New onset pelvic pain

Pelvic pain may be due to other causes, which should be considered. A full clinical history should be taken and vital signs checked. Management should include:

  • Pregnancy test (be mindful of possibility of ectopic pregnancy)
  • Abdominal and pelvic examination
  • Screening for sexually transmitted infections
  • Pelvic ultrasound.

Missing IUC threads

Although not a side effect of IUC, this is a common problem experienced by 18% of women who have had a standard insertion of IUC, and 30–50% if fitted immediately post partum or at caesarian section (FSRH, 2023). Often, the threads are in the cervical canal or uterus, but it is important to exclude pregnancy, expulsion or perforation of the device. Management should consist of:

  • Pregnancy test
  • Emergency contraception, if sex has occurred in the previous 120 hours
  • Provide alternative contraception
  • Pelvic ultrasound – if device is seen it can be left in situ, unless the woman wants removal
  • If no device is seen at ultrasound, abdominal X-ray, to exclude perforation.

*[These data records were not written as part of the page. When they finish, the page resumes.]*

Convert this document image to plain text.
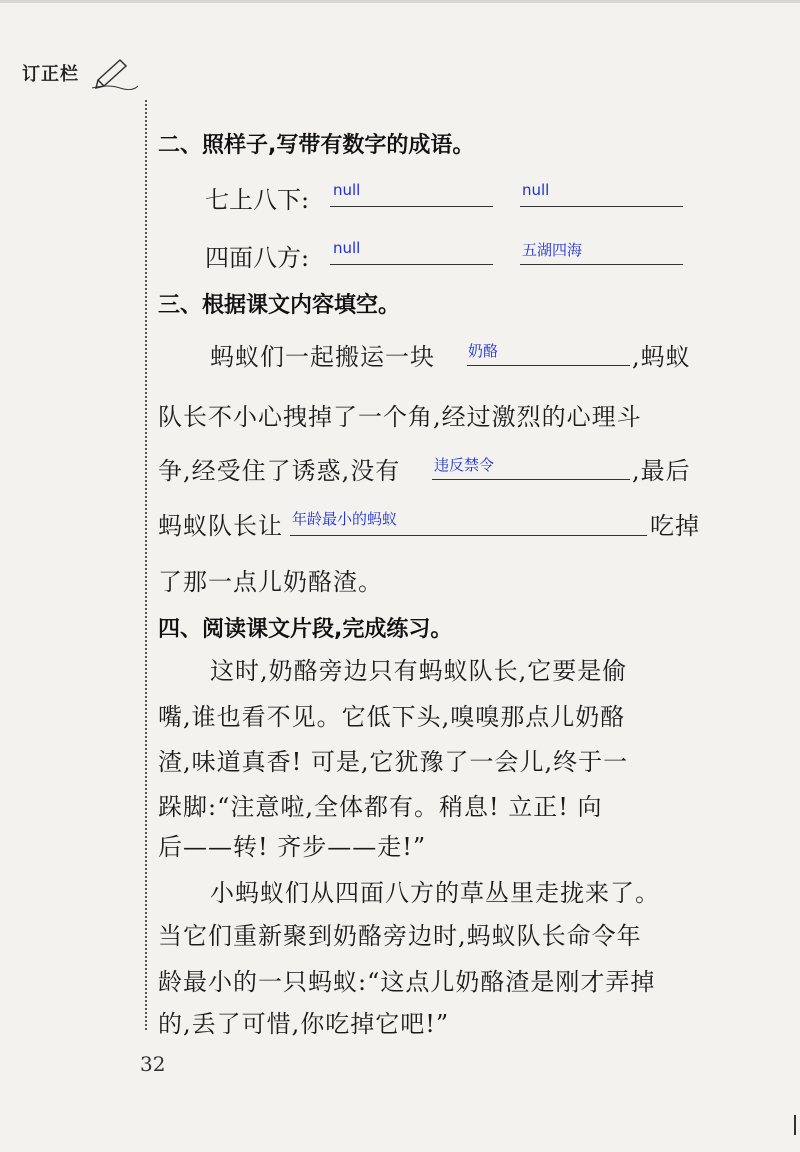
订正栏
二、照样子,写带有数字的成语。
七上八下: null	null
四面八方: null	五湖四海
三、根据课文内容填空。
蚂蚁们一起搬运一块 奶酪	,蚂蚁
队长不小心拽掉了一个角,经过激烈的心理斗
争,经受住了诱惑,没有 违反禁令	,最后
蚂蚁队长让 年龄最小的蚂蚁	吃掉
了那一点儿奶酪渣。
四、阅读课文片段,完成练习。
这时,奶酪旁边只有蚂蚁队长,它要是偷
嘴,谁也看不见。它低下头,嗅嗅那点儿奶酪
渣,味道真香! 可是,它犹豫了一会儿,终于一
跺脚:“注意啦,全体都有。稍息! 立正! 向
后——转! 齐步——走!”
小蚂蚁们从四面八方的草丛里走拢来了。
当它们重新聚到奶酪旁边时,蚂蚁队长命令年
龄最小的一只蚂蚁:“这点儿奶酪渣是刚才弄掉
的,丢了可惜,你吃掉它吧!”
32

Weight gain and contraception

Women commonly raise the possibility of weight gain as a concern when discussing contraception. Perceived weight gain is a common factor in discontinuation of a method. With the exception of DMPA, there is no evidence for a causal association between the method and weight gain (FSRH, 2019).

Conclusion

Side effects are a common reason for discontinuation of contraception. Some reported side effects have little or no evidence for causation by the method but they remain a concern for women. Discussion of possible side effects, and what to expect with methods, should be an integral part of pre-contraception counselling. Contraception consultations are different to most medical consultations in that women are not unwell, but are making a positive choice about controlling their fertility. Evidence suggests that a patient-centred approach with an evidence-based discussion of side effects, facilitating a shared decision-making process, is associated with continuation of the method.

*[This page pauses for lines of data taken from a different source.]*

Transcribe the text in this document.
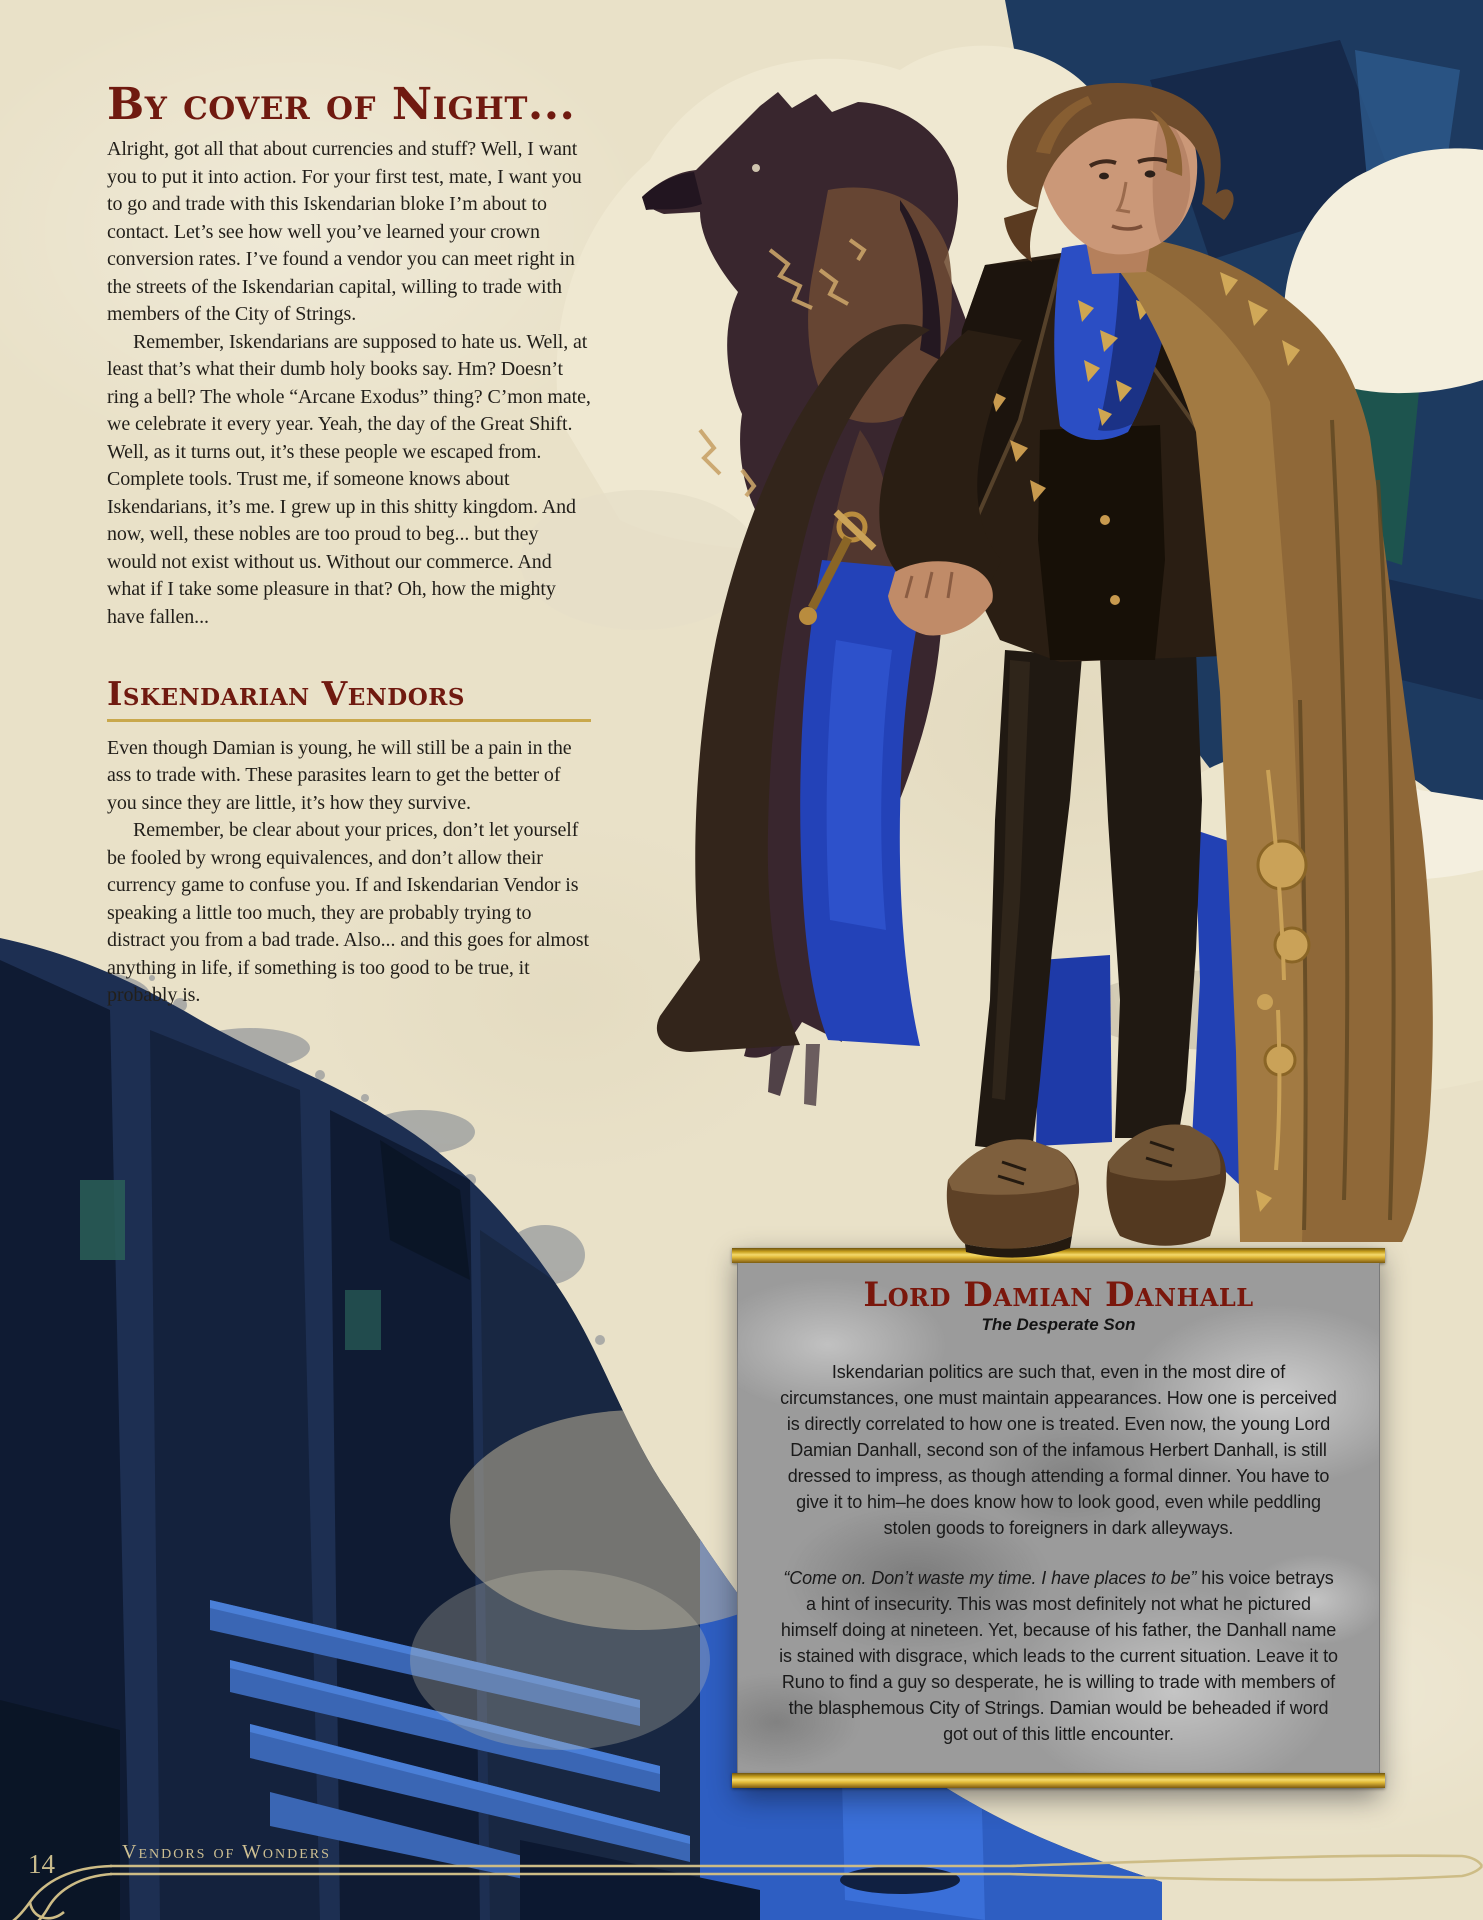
Lord Damian Danhall
The Desperate Son

Iskendarian politics are such that, even in the most dire of circumstances, one must maintain appearances. How one is perceived is directly correlated to how one is treated. Even now, the young Lord Damian Danhall, second son of the infamous Herbert Danhall, is still dressed to impress, as though attending a formal dinner. You have to give it to him–he does know how to look good, even while peddling stolen goods to foreigners in dark alleyways.

“Come on. Don’t waste my time. I have places to be” his voice betrays a hint of insecurity. This was most definitely not what he pictured himself doing at nineteen. Yet, because of his father, the Danhall name is stained with disgrace, which leads to the current situation. Leave it to Runo to find a guy so desperate, he is willing to trade with members of the blasphemous City of Strings. Damian would be beheaded if word got out of this little encounter.

By cover of Night...

Alright, got all that about currencies and stuff? Well, I want you to put it into action. For your first test, mate, I want you to go and trade with this Iskendarian bloke I’m about to contact. Let’s see how well you’ve learned your crown conversion rates. I’ve found a vendor you can meet right in the streets of the Iskendarian capital, willing to trade with members of the City of Strings.

Remember, Iskendarians are supposed to hate us. Well, at least that’s what their dumb holy books say. Hm? Doesn’t ring a bell? The whole “Arcane Exodus” thing? C’mon mate, we celebrate it every year. Yeah, the day of the Great Shift. Well, as it turns out, it’s these people we escaped from. Complete tools. Trust me, if someone knows about Iskendarians, it’s me. I grew up in this shitty kingdom. And now, well, these nobles are too proud to beg... but they would not exist without us. Without our commerce. And what if I take some pleasure in that? Oh, how the mighty have fallen...

Iskendarian Vendors

Even though Damian is young, he will still be a pain in the ass to trade with. These parasites learn to get the better of you since they are little, it’s how they survive.

Remember, be clear about your prices, don’t let yourself be fooled by wrong equivalences, and don’t allow their currency game to confuse you. If and Iskendarian Vendor is speaking a little too much, they are probably trying to distract you from a bad trade. Also... and this goes for almost anything in life, if something is too good to be true, it probably is.

14	Vendors of Wonders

Providing honest discussion about side effects and having a respectful approach to addressing women’s concerns has been show to improve outcomes of contraceptive use (Dehlendorf et al, 2014). During the consultation, an awareness that efficacy is not always the only consideration for the woman, and that social and relational factors will also influence continuation is important. Many common side effects decrease with time but if unacceptable, good management may increase acceptability and continuation rates of the method.

Key Points

  • Side effects are a common reason for discontinuation of contraception
  • Contraceptive counselling can improve continuation rates
  • Bleeding patterns are likely to be unpredictable with progestogen only contraception
  • Early intervention and management of side effects, such as bleeding, may improve continuation rates

CPD reflective questions

  • How can I improve my contraceptive counseling regarding expected bleeding patterns on ENG-IMP?
  • What is the best way to discuss a woman’s concern about weight gain on contraception?
  • How can I facilitate easy access for women to allow early intervention and management of bleeding problems with contraception?
  • How can I introduce a protocol for management of women presenting with missing IUC threads?